I have a dataframe that I want to subset inside a function so that only rows where both columns are either 1 or NA remain. For df:
df <- data.frame(a = c(1,1,0,NA,0,1),
b = c(0,1,0,1,0, NA),
c = c(0,0,0,0,0,0))
I want:
a b c
2 1 1 0
4 NA 1 0
6 1 NA 0
The problem I’m having is I have many columns with names that change. So this works well:
subset(df, (is.na(a) | a == 1) & (is.na(b) | b == 1))
but when column names ‘a’ and ‘b’ become ‘d’ and ‘f’ during the operation of the function it breaks. Specifying by column index works more robustly:
subset(df, (is.na(df[,1]) | df[,1] == 1) & (is.na(df[,2]) | df[,2] == 1))
But is cumbersome, and if a previous processing step messes up and column ‘c’ ends up before ‘a’ or ‘b’ I end up subsetting by the wrong columns.

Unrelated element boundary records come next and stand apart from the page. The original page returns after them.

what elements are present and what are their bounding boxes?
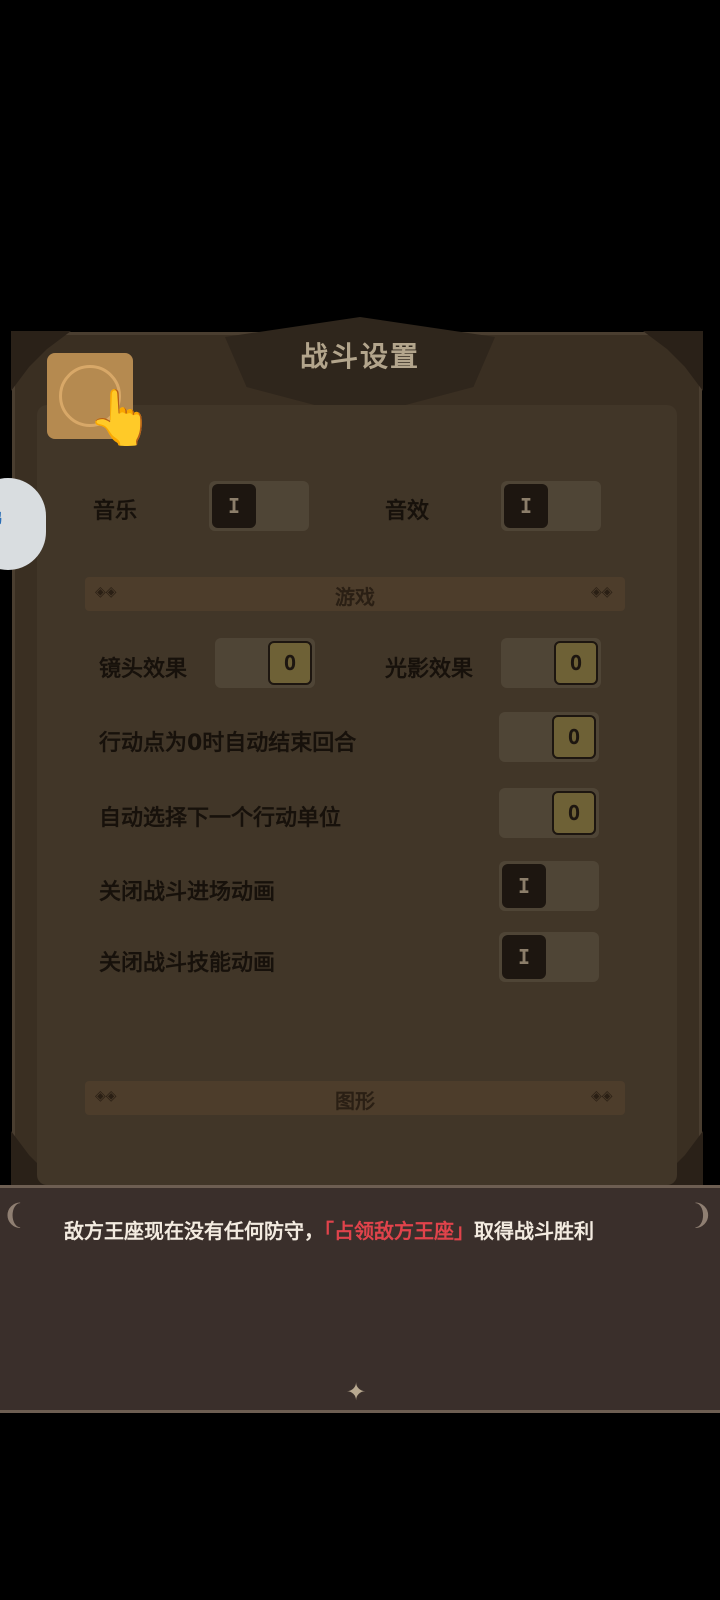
section-title: 游戏 [335,585,375,609]
setting-label: 光影效果 [385,657,474,682]
toggle-knob: O [552,791,596,835]
dialog-text: 敌方王座现在没有任何防守，「占领敌方王座」取得战斗胜利 [64,1216,664,1246]
lighting-effect-toggle[interactable]: O [501,638,601,688]
toggle-knob: I [502,935,546,979]
auto-select-unit-toggle[interactable]: O [499,788,599,838]
battle-settings-panel: 战斗设置 音乐 I 音效 I ◈◈ 游戏 ◈◈ 镜头效果 O 光影效果 O 行动… [11,317,703,1190]
setting-label: 行动点为0时自动结束回合 [99,731,357,756]
setting-label: 镜头效果 [99,657,188,682]
setting-label: 关闭战斗技能动画 [99,951,276,976]
music-label: 音乐 [93,499,138,524]
section-header-graphics: ◈◈ 图形 ◈◈ [85,1081,625,1115]
tap-hand-icon: 👆 [87,386,155,449]
section-title: 图形 [335,1089,375,1113]
setting-label: 关闭战斗进场动画 [99,880,276,905]
dialog-ornament-icon: ❨ [2,1198,26,1231]
toggle-knob: I [502,864,546,908]
toggle-knob: I [212,484,256,528]
setting-label: 自动选择下一个行动单位 [99,806,342,831]
toggle-knob: I [504,484,548,528]
next-arrow-icon: ✦ [345,1378,367,1406]
sfx-toggle[interactable]: I [501,481,601,531]
tutorial-dialog[interactable]: ❨ ❩ 敌方王座现在没有任何防守，「占领敌方王座」取得战斗胜利 ✦ [0,1185,720,1413]
dialog-ornament-icon: ❩ [690,1198,714,1231]
dialog-text-part: 取得战斗胜利 [474,1219,594,1243]
title-plate: 战斗设置 [225,317,495,417]
dialog-text-part: 敌方王座现在没有任何防守， [64,1219,324,1243]
auto-end-turn-toggle[interactable]: O [499,712,599,762]
music-toggle[interactable]: I [209,481,309,531]
ornament-icon: ◈◈ [591,1088,613,1104]
disable-skill-animation-toggle[interactable]: I [499,932,599,982]
disable-entry-animation-toggle[interactable]: I [499,861,599,911]
section-header-game: ◈◈ 游戏 ◈◈ [85,577,625,611]
dialog-highlight: 「占领敌方王座」 [324,1219,474,1243]
toggle-knob: O [554,641,598,685]
toggle-knob: O [268,641,312,685]
panel-title: 战斗设置 [299,340,420,373]
corner-ornament [643,331,703,391]
camera-effect-toggle[interactable]: O [215,638,315,688]
sfx-label: 音效 [385,499,430,524]
badge-logo: 鹏 [0,508,2,528]
ornament-icon: ◈◈ [591,584,613,600]
toggle-knob: O [552,715,596,759]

I also have another dataframe that specifies what the column names to subset by will be:
cro_df <- data.frame(pop = c('c1', 'c2'),
p1 = c('a', 'd'),
p2 = c('b', 'f'))
pop p1 p2
1 c1 a d
2 c2 b f
I would like to be able to extract the column names from that dataframe to use in my subset function, e.g.:
col1 <- cro_df[cro_df[,'pop']=='c1', 'p1']

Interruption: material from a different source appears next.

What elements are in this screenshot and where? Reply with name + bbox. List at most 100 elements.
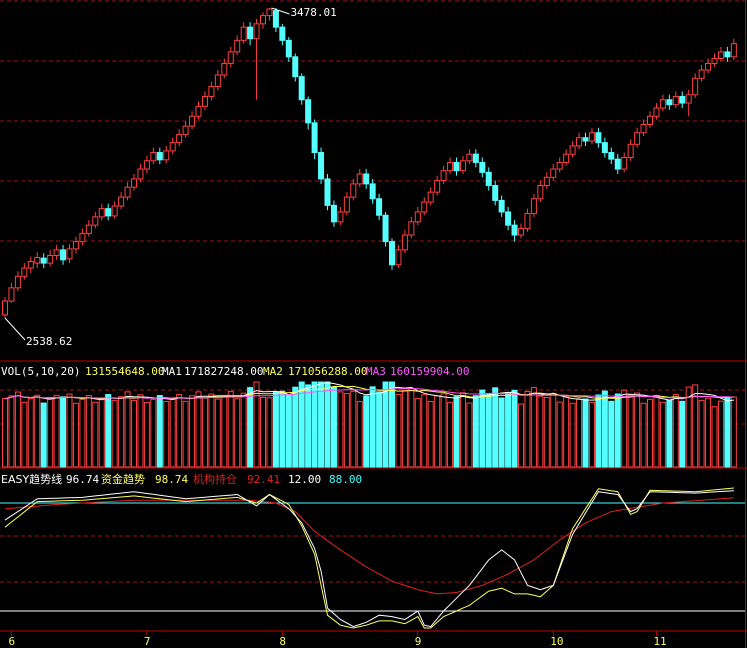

subset(df, is.na(col1) | col1 == 1)
This returns an empty dataframe. I have tried turning col1 into a symbol and a factor with no success:
subset(df, as.symbol(col1) == 1)
subset(df, sym(col1) == 1)
subset(df, as.factor(col1) == 1)
And they all return:
[1] a b c
<0 rows> (or 0-length row.names)
Is there a way I can specify my columns to subset using the second dataframe cro_df?
>Solution :
Perhaps this is a good start?
with(cro_df[cro_df$pop == "c1",],
df[ (is.na(df[[p1]]) | df[[p1]] == 1) & (is.na(df[[p2]]) | df[[p2]] == 1), ]
)
# a b c
# 2 1 1 0
# 4 NA 1 0
# 6 1 NA 0
FYI, subset is intended for interactive use, its help page says
Warning:
This is a convenience function intended for use interactively.
For programming it is better to use the standard subsetting
functions like [, and in particular the non-standard evaluation
of argument ‘subset’ can have unanticipated consequences.